One thing we noticed about the negative comments on our Facebook post is that it seemed as if most people didn’t bother to actually read the article that they were responding to. There were a lot of angry, annoyed voices that might not have responded had they clicked and read the post itself.
One way to ensure you’re getting the best info possible is by staying curious. Click, read, and search. Seek out reputable sources. Organization like the National Alliance on Mental Illness (NAMI) and the National Institute of Mental Health (NIMH) are good places to start.
4. Be kind. Don’t minimize other people’s experiences.
“[I hear] statements like, ‘just be happy. It’s your choice.’ Or… ‘just snap out of it,’ ‘oh, it’s all in your head. Just think positive,’ ‘stop feeling sorry for yourself,’ ‘there are people with cancer or worse…”
When an illness or problem is invisible, it’s really tempting to doubt, minimize, or brush it off. Instead of trying to push a problem away, try listening without a response that might be interpreted as criticism.
“Walk a mile in our shoes before you open your mouth to criticize and judge, please.”
5. Seek out others who share your experience.
“No one asks for a mental illness. And it doesn’t come with an expiration date. What helps me, besides therapy and meds, [is an] online group for women with PTSD and other mental illnesses.”

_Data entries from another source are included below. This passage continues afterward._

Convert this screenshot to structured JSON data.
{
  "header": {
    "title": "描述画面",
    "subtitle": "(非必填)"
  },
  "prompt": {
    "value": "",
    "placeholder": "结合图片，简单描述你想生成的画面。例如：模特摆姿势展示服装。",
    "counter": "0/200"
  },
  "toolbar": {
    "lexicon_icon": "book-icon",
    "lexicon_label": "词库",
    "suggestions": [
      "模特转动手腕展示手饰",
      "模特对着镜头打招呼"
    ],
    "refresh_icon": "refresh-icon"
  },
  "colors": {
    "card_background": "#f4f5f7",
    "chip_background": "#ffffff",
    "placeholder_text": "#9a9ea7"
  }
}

We hear this piece of advice more than (almost) any other. People who share your diagnosis can be a wealth of information and support. Don’t be afraid to connect. Just remember, every group is different and you may need to try a few before you find one worth sticking with.
6. Pledge to be #StigmaFree
NAMI has a campaign to help spread hope and understanding. Mayim Bialik explains in this video.
Learn more about the movement and pledge to be #StigmaFree here.
7. Share your story
Lauren says, “Sharing your story and being open about your mental illness can be scary and some people will react negatively, but it is also a great way of educating others–it can help people see what mental illness really looks like.”